Given an array of integers nums which is sorted in ascending order, and an integer target, write a function to search target in nums. If target exists, then return its index. Otherwise, return -1.

You must write an algorithm with O(log n) runtime complexity.

Constraints:

• 1 <= nums.length <= 104

• -104 < nums[i], target < 104

• All the integers in nums are unique.

• nums is sorted in ascending order.

Example 1

Input: nums = [-1,0,3,5,9,12], target = 9
Output: 4
Explanation: 9 exists in nums and its index is 4

Example 2

Input: nums = [-1,0,3,5,9,12], target = 2
Output: -1
Explanation: 2 does not exist in nums so return -1

SOLUTION

The title of the question clearly states "binary search", so, we will use binary search to see if the target exists in our list. You can solve this easily by iterating over every element once but that would be linear time (O(n)) and not O(log n). Therefore our only option is a binary search. The binary search algorithm works by dividing the list in half and checking if the target is on the left or right side. If the target is not in the middle, we can repeat this process until we find the target or run out of the list to divide it in half. This algorithm has a run time of O(log n) where n is the length of the list. *Note: this will only work when the list is sorted.

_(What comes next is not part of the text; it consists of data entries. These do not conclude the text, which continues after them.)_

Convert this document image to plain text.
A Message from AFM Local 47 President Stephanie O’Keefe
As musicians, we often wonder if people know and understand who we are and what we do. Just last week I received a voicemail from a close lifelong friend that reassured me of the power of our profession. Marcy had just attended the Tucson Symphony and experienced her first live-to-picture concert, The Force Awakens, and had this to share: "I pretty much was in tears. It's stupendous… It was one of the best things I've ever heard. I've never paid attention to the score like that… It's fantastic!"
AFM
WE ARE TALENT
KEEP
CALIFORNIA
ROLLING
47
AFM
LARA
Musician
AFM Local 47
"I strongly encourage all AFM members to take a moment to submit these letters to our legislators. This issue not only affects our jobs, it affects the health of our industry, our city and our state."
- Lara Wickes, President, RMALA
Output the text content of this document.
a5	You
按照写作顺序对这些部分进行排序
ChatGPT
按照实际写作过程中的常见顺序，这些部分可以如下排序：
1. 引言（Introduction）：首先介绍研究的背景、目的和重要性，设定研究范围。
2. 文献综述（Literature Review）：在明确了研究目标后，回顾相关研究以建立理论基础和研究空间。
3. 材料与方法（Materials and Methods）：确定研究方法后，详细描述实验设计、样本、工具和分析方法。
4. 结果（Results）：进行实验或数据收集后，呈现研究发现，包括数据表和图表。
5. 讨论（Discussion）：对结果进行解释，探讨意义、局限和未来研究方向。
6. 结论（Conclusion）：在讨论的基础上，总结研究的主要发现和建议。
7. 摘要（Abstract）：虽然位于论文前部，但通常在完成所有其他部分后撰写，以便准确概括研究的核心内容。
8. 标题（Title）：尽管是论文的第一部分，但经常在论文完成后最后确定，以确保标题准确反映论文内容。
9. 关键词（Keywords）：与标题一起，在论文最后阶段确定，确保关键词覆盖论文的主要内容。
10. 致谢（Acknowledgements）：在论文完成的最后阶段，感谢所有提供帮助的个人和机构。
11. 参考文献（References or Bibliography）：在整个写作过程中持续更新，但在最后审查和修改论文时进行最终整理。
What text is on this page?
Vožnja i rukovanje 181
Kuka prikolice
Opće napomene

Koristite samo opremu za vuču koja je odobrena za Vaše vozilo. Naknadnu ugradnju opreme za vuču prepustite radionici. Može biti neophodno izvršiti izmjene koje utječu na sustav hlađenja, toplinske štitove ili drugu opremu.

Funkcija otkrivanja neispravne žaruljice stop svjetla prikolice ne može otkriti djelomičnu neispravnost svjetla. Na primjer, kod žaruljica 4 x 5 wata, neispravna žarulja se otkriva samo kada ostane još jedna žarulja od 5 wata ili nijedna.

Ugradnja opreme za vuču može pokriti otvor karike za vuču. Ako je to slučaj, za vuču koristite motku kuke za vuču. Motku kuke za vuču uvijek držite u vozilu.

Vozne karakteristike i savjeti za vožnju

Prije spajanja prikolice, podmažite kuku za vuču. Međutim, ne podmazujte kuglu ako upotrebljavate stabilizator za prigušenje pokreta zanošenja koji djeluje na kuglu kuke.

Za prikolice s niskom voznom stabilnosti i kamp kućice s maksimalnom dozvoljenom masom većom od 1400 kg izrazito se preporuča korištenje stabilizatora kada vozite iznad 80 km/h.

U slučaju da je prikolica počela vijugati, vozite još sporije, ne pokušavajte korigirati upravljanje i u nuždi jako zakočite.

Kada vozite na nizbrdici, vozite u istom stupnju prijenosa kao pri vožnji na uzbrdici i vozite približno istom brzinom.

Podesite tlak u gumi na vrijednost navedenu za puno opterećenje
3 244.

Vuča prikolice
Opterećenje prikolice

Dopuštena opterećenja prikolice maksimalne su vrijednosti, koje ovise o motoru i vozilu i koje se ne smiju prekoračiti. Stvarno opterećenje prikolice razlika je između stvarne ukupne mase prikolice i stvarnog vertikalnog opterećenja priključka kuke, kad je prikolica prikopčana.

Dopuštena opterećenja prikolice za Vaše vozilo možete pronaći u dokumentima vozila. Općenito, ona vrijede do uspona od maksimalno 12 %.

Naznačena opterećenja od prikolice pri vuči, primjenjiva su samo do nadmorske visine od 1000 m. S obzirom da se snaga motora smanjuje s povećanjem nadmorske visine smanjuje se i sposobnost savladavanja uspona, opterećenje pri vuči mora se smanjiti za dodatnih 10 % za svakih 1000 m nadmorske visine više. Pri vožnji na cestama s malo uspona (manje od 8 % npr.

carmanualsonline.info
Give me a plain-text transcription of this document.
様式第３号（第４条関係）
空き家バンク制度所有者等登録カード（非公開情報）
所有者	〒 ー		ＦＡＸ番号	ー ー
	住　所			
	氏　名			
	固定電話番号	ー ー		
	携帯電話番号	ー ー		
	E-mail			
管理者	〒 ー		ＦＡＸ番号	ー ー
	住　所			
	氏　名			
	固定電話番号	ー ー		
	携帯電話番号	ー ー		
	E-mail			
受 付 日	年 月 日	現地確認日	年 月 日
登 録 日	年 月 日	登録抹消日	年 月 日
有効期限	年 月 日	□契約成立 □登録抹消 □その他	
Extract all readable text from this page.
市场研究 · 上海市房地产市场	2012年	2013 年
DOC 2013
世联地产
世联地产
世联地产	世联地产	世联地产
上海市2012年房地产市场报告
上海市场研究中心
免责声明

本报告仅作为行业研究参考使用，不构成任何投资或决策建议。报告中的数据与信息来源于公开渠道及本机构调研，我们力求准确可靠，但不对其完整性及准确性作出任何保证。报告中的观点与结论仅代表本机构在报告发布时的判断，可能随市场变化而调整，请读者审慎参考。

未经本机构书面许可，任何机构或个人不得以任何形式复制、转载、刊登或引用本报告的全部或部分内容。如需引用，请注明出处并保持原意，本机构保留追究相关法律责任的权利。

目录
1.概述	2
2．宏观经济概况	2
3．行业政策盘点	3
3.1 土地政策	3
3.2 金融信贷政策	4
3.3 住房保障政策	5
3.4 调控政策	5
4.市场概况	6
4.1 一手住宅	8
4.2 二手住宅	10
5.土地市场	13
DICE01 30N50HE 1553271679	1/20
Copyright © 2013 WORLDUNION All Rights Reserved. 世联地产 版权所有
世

We will first calculate the midpoint(left+(right-left)//2) of the list to divide it into two halves. If the midpoint is not the target element, we will compare the midpoint value to the target. If the target is greater than the midpoint, we know that we have to take the right half of the list. Otherwise, we will take the left half of the list. The bisecting of the list allows us to shrink the search space into half the next time we repeat the process.

class Solution:
    def search(self, nums: List[int], target: int) -> int:
        # we need the two ends to calculate the mid point
        left = 0
        right = len(nums)-1
        
        while left <= right: 
            # mid point
            mid = left + (right - left) // 2
            
            if nums[mid] == target: 
                return mid
            
            # given the list is sorted, we only have to look at one side of the mid point. 
            
            # we only care about the left side of the midpoint
            elif nums[mid] > target: 
                right = mid - 1
            
            # we only care about the right side of the midpoint
            else: 
                left = mid + 1
        
        return -1

TIME AND SPACE COMPLEXITY

TIME: O(log n) we halve the list every time we look for the target. This is O(log n)

SPACE: O(1) regardless of the list size, we will only need three variables: left, right and mid. Therefore, space is constant.